As is usually the case in this industry and others, standards are the most effective force for change. Hadoop is a standard, and so now is YARN. Through the efforts of a team at Yahoo, Storm now runs on the YARN standard. That virtuous cycle is likely to continue.

JSON takes an ExtraHop
Another standard that has effected massive change in the computing industry is that of JavaScript Object Notation (JSON). JSON is the cornerstone of document store databases like MongoDB and CouchDB. It’s also a standard for encoding data that is at this point second nature to most Web developers.

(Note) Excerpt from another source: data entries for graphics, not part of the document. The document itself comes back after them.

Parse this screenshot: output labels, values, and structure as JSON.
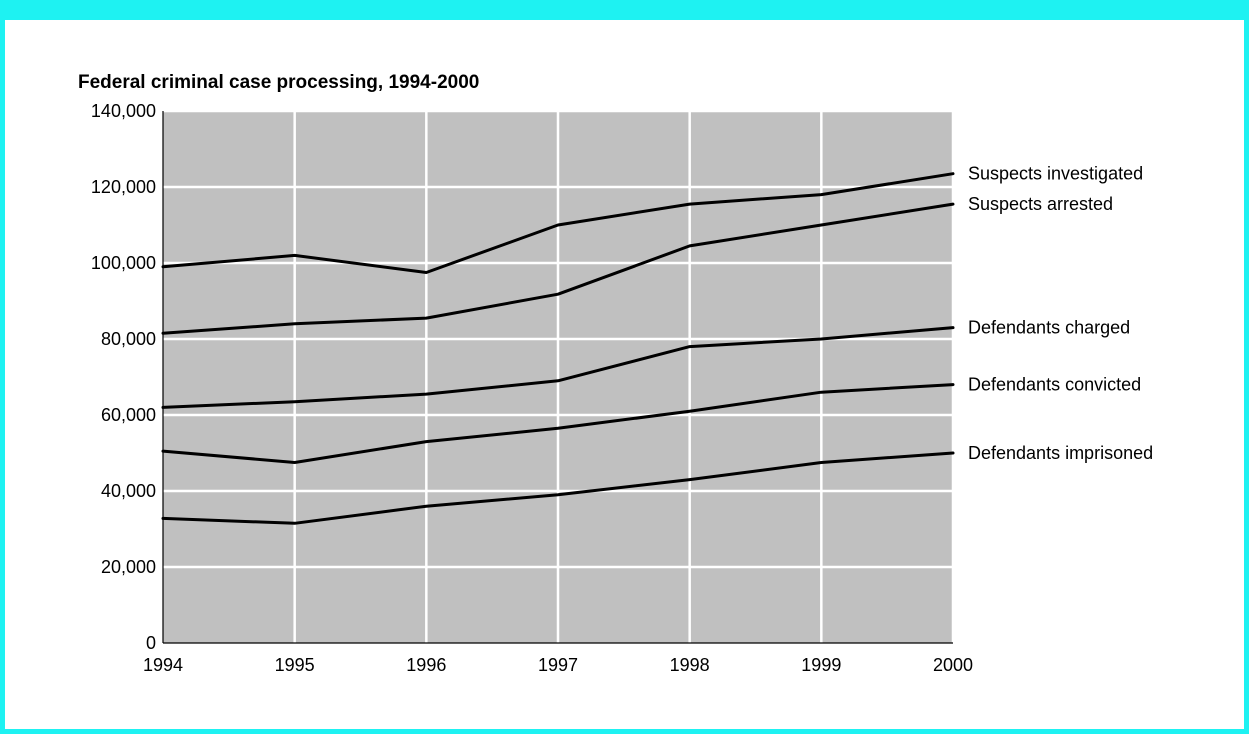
{
  "page": {
    "border_color": "#1ef2f2"
  },
  "chart_data": {
    "type": "line",
    "title": "Federal criminal case processing, 1994-2000",
    "xlabel": "",
    "ylabel": "",
    "x": [
      1994,
      1995,
      1996,
      1997,
      1998,
      1999,
      2000
    ],
    "x_tick_labels": [
      "1994",
      "1995",
      "1996",
      "1997",
      "1998",
      "1999",
      "2000"
    ],
    "ylim": [
      0,
      140000
    ],
    "y_ticks": [
      0,
      20000,
      40000,
      60000,
      80000,
      100000,
      120000,
      140000
    ],
    "y_tick_labels": [
      "0",
      "20,000",
      "40,000",
      "60,000",
      "80,000",
      "100,000",
      "120,000",
      "140,000"
    ],
    "grid": true,
    "plot_background": "#c0c0c0",
    "grid_color": "#ffffff",
    "line_color": "#000000",
    "legend": "direct labels at right end of lines",
    "series": [
      {
        "name": "Suspects investigated",
        "values": [
          99000,
          102000,
          97500,
          110000,
          115500,
          118000,
          123500
        ]
      },
      {
        "name": "Suspects arrested",
        "values": [
          81500,
          84000,
          85500,
          91800,
          104500,
          110000,
          115500
        ]
      },
      {
        "name": "Defendants charged",
        "values": [
          62000,
          63500,
          65500,
          69000,
          78000,
          80000,
          83000
        ]
      },
      {
        "name": "Defendants convicted",
        "values": [
          50500,
          47500,
          53000,
          56500,
          61000,
          66000,
          68000
        ]
      },
      {
        "name": "Defendants imprisoned",
        "values": [
          32800,
          31500,
          36000,
          39000,
          43000,
          47500,
          50000
        ]
      }
    ]
  }
}
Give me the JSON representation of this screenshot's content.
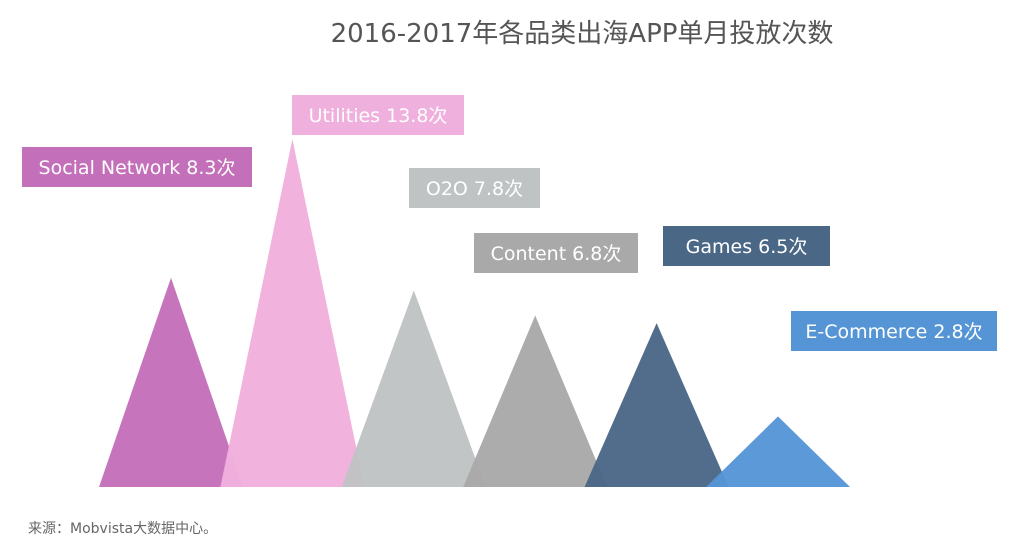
{
  "chart_data": {
    "type": "bar",
    "title": "2016-2017年各品类出海APP单月投放次数",
    "categories": [
      "Social Network",
      "Utilities",
      "O2O",
      "Content",
      "Games",
      "E-Commerce"
    ],
    "values": [
      8.3,
      13.8,
      7.8,
      6.8,
      6.5,
      2.8
    ],
    "labels": [
      "Social Network 8.3次",
      "Utilities 13.8次",
      "O2O 7.8次",
      "Content 6.8次",
      "Games 6.5次",
      "E-Commerce 2.8次"
    ],
    "colors": [
      "#c46fb9",
      "#f0b0dd",
      "#bfc3c4",
      "#a9a9a9",
      "#4a6786",
      "#5595d6"
    ],
    "mark": "triangle",
    "grid": false,
    "legend": "none",
    "source": "来源：Mobvista大数据中心。"
  }
}
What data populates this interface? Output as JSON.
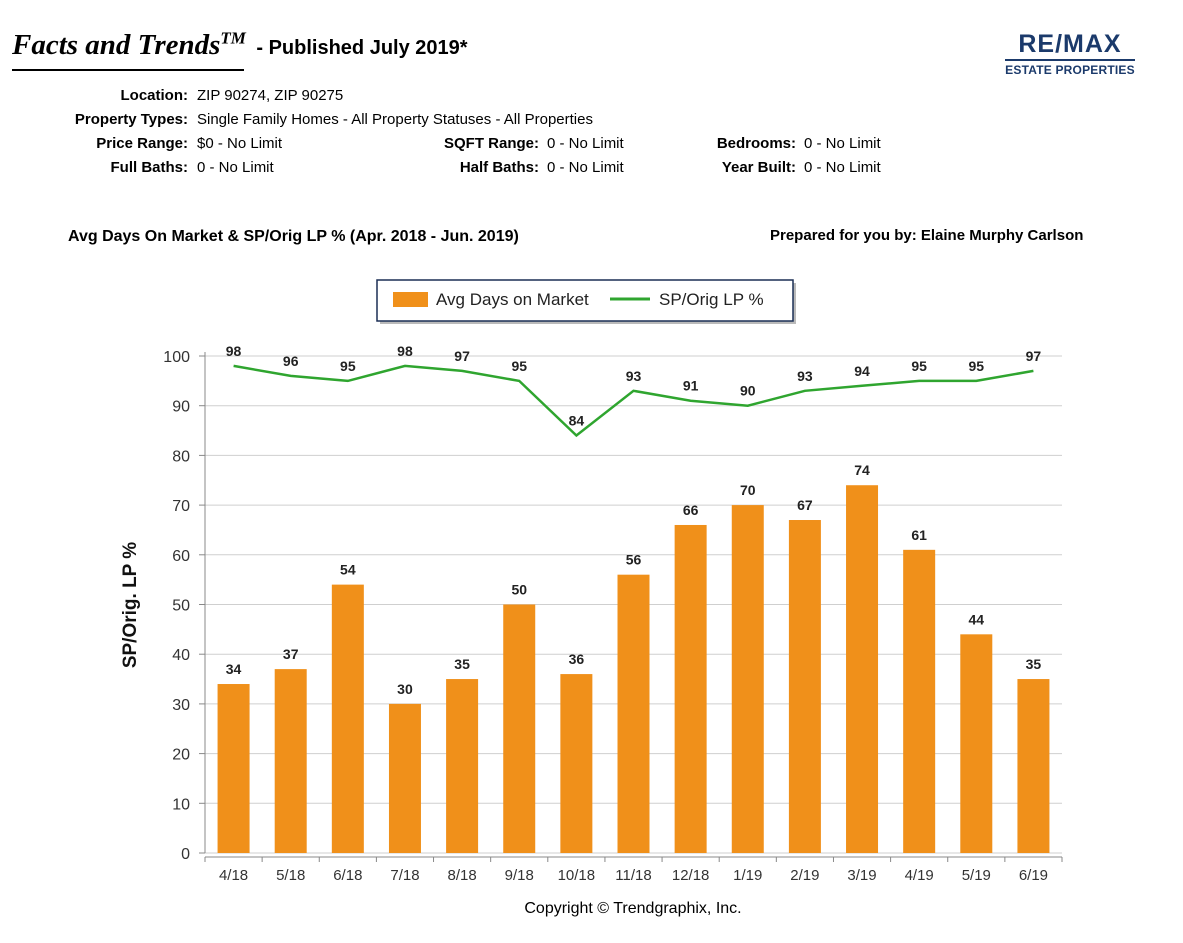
{
  "header": {
    "title": "Facts and Trends",
    "title_mark": "TM",
    "subtitle": "- Published July 2019*"
  },
  "logo": {
    "main": "RE/MAX",
    "sub": "ESTATE PROPERTIES",
    "color": "#1b3a6b"
  },
  "criteria": {
    "location_label": "Location:",
    "location_value": "ZIP 90274, ZIP 90275",
    "property_types_label": "Property Types:",
    "property_types_value": "Single Family Homes - All Property Statuses - All Properties",
    "price_range_label": "Price Range:",
    "price_range_value": "$0 - No Limit",
    "sqft_range_label": "SQFT Range:",
    "sqft_range_value": "0 - No Limit",
    "bedrooms_label": "Bedrooms:",
    "bedrooms_value": "0 - No Limit",
    "full_baths_label": "Full Baths:",
    "full_baths_value": "0 - No Limit",
    "half_baths_label": "Half Baths:",
    "half_baths_value": "0 - No Limit",
    "year_built_label": "Year Built:",
    "year_built_value": "0 - No Limit"
  },
  "chart_heading": "Avg Days On Market & SP/Orig LP % (Apr. 2018 - Jun. 2019)",
  "prepared_by": "Prepared for you by: Elaine Murphy Carlson",
  "copyright": "Copyright © Trendgraphix, Inc.",
  "chart_data": {
    "type": "bar",
    "categories": [
      "4/18",
      "5/18",
      "6/18",
      "7/18",
      "8/18",
      "9/18",
      "10/18",
      "11/18",
      "12/18",
      "1/19",
      "2/19",
      "3/19",
      "4/19",
      "5/19",
      "6/19"
    ],
    "series": [
      {
        "name": "Avg Days on Market",
        "type": "bar",
        "color": "#f0901a",
        "values": [
          34,
          37,
          54,
          30,
          35,
          50,
          36,
          56,
          66,
          70,
          67,
          74,
          61,
          44,
          35
        ]
      },
      {
        "name": "SP/Orig LP %",
        "type": "line",
        "color": "#2fa52f",
        "values": [
          98,
          96,
          95,
          98,
          97,
          95,
          84,
          93,
          91,
          90,
          93,
          94,
          95,
          95,
          97
        ]
      }
    ],
    "ylabel": "SP/Orig. LP %",
    "xlabel": "",
    "ylim": [
      0,
      100
    ],
    "yticks": [
      0,
      10,
      20,
      30,
      40,
      50,
      60,
      70,
      80,
      90,
      100
    ],
    "grid": true,
    "legend_position": "top-center"
  }
}
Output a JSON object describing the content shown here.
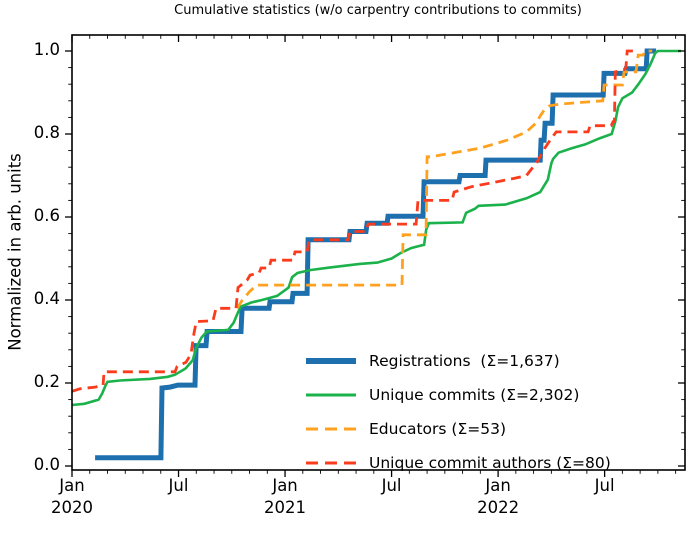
{
  "title": "Cumulative statistics (w/o carpentry contributions to commits)",
  "axes": {
    "y_label": "Normalized in arb. units",
    "y_ticks": [
      {
        "label": "0.0",
        "v": 0.0
      },
      {
        "label": "0.2",
        "v": 0.2
      },
      {
        "label": "0.4",
        "v": 0.4
      },
      {
        "label": "0.6",
        "v": 0.6
      },
      {
        "label": "0.8",
        "v": 0.8
      },
      {
        "label": "1.0",
        "v": 1.0
      }
    ],
    "x_ticks": [
      {
        "label": "Jan",
        "year": "2020",
        "m": 0
      },
      {
        "label": "Jul",
        "year": "",
        "m": 6
      },
      {
        "label": "Jan",
        "year": "2021",
        "m": 12
      },
      {
        "label": "Jul",
        "year": "",
        "m": 18
      },
      {
        "label": "Jan",
        "year": "2022",
        "m": 24
      },
      {
        "label": "Jul",
        "year": "",
        "m": 30
      }
    ]
  },
  "legend_items": [
    {
      "key": "registrations",
      "label": "Registrations  (Σ=1,637)",
      "sigma": "1,637",
      "color": "#1d6fae",
      "dashed": false,
      "thick": true
    },
    {
      "key": "unique-commits",
      "label": "Unique commits (Σ=2,302)",
      "sigma": "2,302",
      "color": "#1cb24b",
      "dashed": false,
      "thick": false
    },
    {
      "key": "educators",
      "label": "Educators (Σ=53)",
      "sigma": "53",
      "color": "#ffa01e",
      "dashed": true,
      "thick": false
    },
    {
      "key": "unique-commit-authors",
      "label": "Unique commit authors (Σ=80)",
      "sigma": "80",
      "color": "#fa3b1c",
      "dashed": true,
      "thick": false
    }
  ],
  "chart_data": {
    "type": "line",
    "title": "Cumulative statistics (w/o carpentry contributions to commits)",
    "xlabel": "",
    "ylabel": "Normalized in arb. units",
    "x_unit": "months since Jan 2020",
    "xlim_months": [
      0,
      34.54
    ],
    "ylim": [
      -0.01,
      1.04
    ],
    "grid": false,
    "legend_position": "lower right inside",
    "x_tick_dates": [
      "Jan 2020",
      "Jul 2020",
      "Jan 2021",
      "Jul 2021",
      "Jan 2022",
      "Jul 2022"
    ],
    "series": [
      {
        "name": "Registrations",
        "total": 1637,
        "color": "#1d6fae",
        "style": "solid",
        "linewidth": 5,
        "points": [
          [
            1.3,
            0.02
          ],
          [
            5.01,
            0.02
          ],
          [
            5.07,
            0.188
          ],
          [
            5.52,
            0.19
          ],
          [
            5.97,
            0.195
          ],
          [
            6.93,
            0.195
          ],
          [
            6.99,
            0.29
          ],
          [
            7.55,
            0.29
          ],
          [
            7.61,
            0.324
          ],
          [
            9.52,
            0.324
          ],
          [
            9.58,
            0.38
          ],
          [
            11.1,
            0.38
          ],
          [
            11.15,
            0.396
          ],
          [
            12.39,
            0.396
          ],
          [
            12.45,
            0.416
          ],
          [
            13.24,
            0.416
          ],
          [
            13.3,
            0.545
          ],
          [
            15.6,
            0.545
          ],
          [
            15.66,
            0.565
          ],
          [
            16.56,
            0.565
          ],
          [
            16.62,
            0.585
          ],
          [
            17.75,
            0.585
          ],
          [
            17.8,
            0.602
          ],
          [
            19.77,
            0.602
          ],
          [
            19.83,
            0.685
          ],
          [
            21.8,
            0.685
          ],
          [
            21.86,
            0.7
          ],
          [
            23.27,
            0.7
          ],
          [
            23.32,
            0.737
          ],
          [
            26.37,
            0.737
          ],
          [
            26.42,
            0.785
          ],
          [
            26.59,
            0.785
          ],
          [
            26.65,
            0.826
          ],
          [
            27.04,
            0.826
          ],
          [
            27.1,
            0.894
          ],
          [
            29.92,
            0.894
          ],
          [
            29.97,
            0.946
          ],
          [
            31.15,
            0.946
          ],
          [
            31.21,
            0.957
          ],
          [
            32.34,
            0.957
          ],
          [
            32.39,
            1.0
          ],
          [
            32.9,
            1.0
          ]
        ]
      },
      {
        "name": "Unique commits",
        "total": 2302,
        "color": "#1cb24b",
        "style": "solid",
        "linewidth": 2.6,
        "points": [
          [
            0,
            0.147
          ],
          [
            0.7,
            0.15
          ],
          [
            1.5,
            0.16
          ],
          [
            1.7,
            0.175
          ],
          [
            1.9,
            0.195
          ],
          [
            2.0,
            0.203
          ],
          [
            2.7,
            0.206
          ],
          [
            4.4,
            0.21
          ],
          [
            5.4,
            0.215
          ],
          [
            5.8,
            0.22
          ],
          [
            6.4,
            0.235
          ],
          [
            6.8,
            0.255
          ],
          [
            7.0,
            0.285
          ],
          [
            7.3,
            0.31
          ],
          [
            7.6,
            0.324
          ],
          [
            8.8,
            0.328
          ],
          [
            9.1,
            0.345
          ],
          [
            9.35,
            0.37
          ],
          [
            9.5,
            0.384
          ],
          [
            10.1,
            0.394
          ],
          [
            10.7,
            0.4
          ],
          [
            11.55,
            0.41
          ],
          [
            12.2,
            0.43
          ],
          [
            12.4,
            0.455
          ],
          [
            12.7,
            0.465
          ],
          [
            13.4,
            0.472
          ],
          [
            14.5,
            0.478
          ],
          [
            16.2,
            0.487
          ],
          [
            17.2,
            0.49
          ],
          [
            18.0,
            0.5
          ],
          [
            18.5,
            0.513
          ],
          [
            19.1,
            0.525
          ],
          [
            19.55,
            0.53
          ],
          [
            19.83,
            0.533
          ],
          [
            19.95,
            0.57
          ],
          [
            20.1,
            0.585
          ],
          [
            22.0,
            0.587
          ],
          [
            22.2,
            0.61
          ],
          [
            22.7,
            0.62
          ],
          [
            22.9,
            0.627
          ],
          [
            24.4,
            0.63
          ],
          [
            25.6,
            0.645
          ],
          [
            26.37,
            0.66
          ],
          [
            26.8,
            0.69
          ],
          [
            27.0,
            0.73
          ],
          [
            27.1,
            0.74
          ],
          [
            27.4,
            0.755
          ],
          [
            28.1,
            0.765
          ],
          [
            28.9,
            0.775
          ],
          [
            29.75,
            0.79
          ],
          [
            30.4,
            0.8
          ],
          [
            30.6,
            0.83
          ],
          [
            30.76,
            0.865
          ],
          [
            31.0,
            0.886
          ],
          [
            31.55,
            0.9
          ],
          [
            31.9,
            0.92
          ],
          [
            32.3,
            0.945
          ],
          [
            32.6,
            0.97
          ],
          [
            32.85,
            0.995
          ],
          [
            33.0,
            1.0
          ],
          [
            34.3,
            1.0
          ]
        ]
      },
      {
        "name": "Educators",
        "total": 53,
        "color": "#ffa01e",
        "style": "dashed",
        "linewidth": 2.8,
        "points": [
          [
            9.3,
            0.38
          ],
          [
            9.6,
            0.4
          ],
          [
            10.0,
            0.42
          ],
          [
            10.4,
            0.436
          ],
          [
            18.59,
            0.436
          ],
          [
            18.65,
            0.557
          ],
          [
            19.94,
            0.557
          ],
          [
            20.0,
            0.745
          ],
          [
            20.2,
            0.745
          ],
          [
            23.0,
            0.766
          ],
          [
            24.5,
            0.785
          ],
          [
            25.6,
            0.805
          ],
          [
            26.1,
            0.825
          ],
          [
            26.4,
            0.845
          ],
          [
            26.6,
            0.858
          ],
          [
            26.9,
            0.868
          ],
          [
            27.5,
            0.872
          ],
          [
            28.6,
            0.876
          ],
          [
            29.9,
            0.88
          ],
          [
            29.97,
            0.918
          ],
          [
            31.0,
            0.918
          ],
          [
            31.1,
            0.95
          ],
          [
            31.77,
            0.95
          ],
          [
            31.89,
            0.99
          ],
          [
            32.17,
            0.99
          ],
          [
            32.28,
            1.0
          ],
          [
            32.68,
            1.0
          ]
        ]
      },
      {
        "name": "Unique commit authors",
        "total": 80,
        "color": "#fa3b1c",
        "style": "dashed",
        "linewidth": 2.8,
        "points": [
          [
            0,
            0.18
          ],
          [
            0.45,
            0.186
          ],
          [
            1.3,
            0.19
          ],
          [
            1.75,
            0.195
          ],
          [
            1.8,
            0.227
          ],
          [
            5.8,
            0.227
          ],
          [
            5.92,
            0.24
          ],
          [
            6.42,
            0.25
          ],
          [
            6.7,
            0.27
          ],
          [
            6.87,
            0.32
          ],
          [
            7.0,
            0.348
          ],
          [
            7.94,
            0.35
          ],
          [
            8.11,
            0.38
          ],
          [
            9.24,
            0.38
          ],
          [
            9.35,
            0.43
          ],
          [
            9.86,
            0.448
          ],
          [
            10.03,
            0.46
          ],
          [
            10.54,
            0.465
          ],
          [
            10.65,
            0.477
          ],
          [
            11.1,
            0.477
          ],
          [
            11.21,
            0.496
          ],
          [
            12.45,
            0.496
          ],
          [
            12.56,
            0.516
          ],
          [
            13.24,
            0.516
          ],
          [
            13.35,
            0.545
          ],
          [
            15.55,
            0.545
          ],
          [
            15.66,
            0.565
          ],
          [
            16.56,
            0.565
          ],
          [
            16.68,
            0.583
          ],
          [
            19.38,
            0.583
          ],
          [
            19.49,
            0.64
          ],
          [
            21.41,
            0.64
          ],
          [
            21.52,
            0.66
          ],
          [
            22.5,
            0.673
          ],
          [
            23.6,
            0.682
          ],
          [
            24.9,
            0.693
          ],
          [
            25.6,
            0.7
          ],
          [
            26.2,
            0.733
          ],
          [
            26.54,
            0.76
          ],
          [
            26.93,
            0.785
          ],
          [
            27.27,
            0.805
          ],
          [
            29.07,
            0.805
          ],
          [
            29.18,
            0.82
          ],
          [
            30.37,
            0.82
          ],
          [
            30.48,
            0.83
          ],
          [
            30.55,
            0.83
          ],
          [
            30.6,
            0.95
          ],
          [
            31.1,
            0.955
          ],
          [
            31.2,
            0.96
          ],
          [
            31.27,
            1.0
          ],
          [
            31.72,
            1.0
          ]
        ]
      }
    ]
  }
}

JSON is becoming second nature to a growing number of companies, too. The folks at ExtraHop have a very cool (eponymous) streaming data platform that can extract data directly from network data packets and run analytics on it. Up until now, however, that data would get stored in a proprietary data store that was limited to a 30-day look-back period. Analytics on raw data off the wire is extremely valuable, but less so when non-trivial constraints are placed on storage of that data

But ExtraHop 4.0 was released on Tuesday and, with it, those constraints have disappeared. First, ExtraHop’s native data store has been enhanced to store much larger volumes of data. But second, ExtraHop 4.0 now implements an Open Data Stream that makes all of its data available in JSON format, and thus readily stored in other databases, including MongoDB.

What about Oracle?
JSON compatibility isn’t limited to NoSQL databases like MongoDB. In fact, Oracle 12c can handle JSON natively now. This and other facets of Oracle’s data stack have been proudly trumpeted at Oracle OpenWorld, which has been going on this week in San Francisco. Gigaom Research’s own George Gilbert published an OpenWorld pre-game post on Friday. Expect another post from George shortly on Oracle’s JSON chops, what it means for the juggernaut relational database and what it means for its namesake company, now under new management.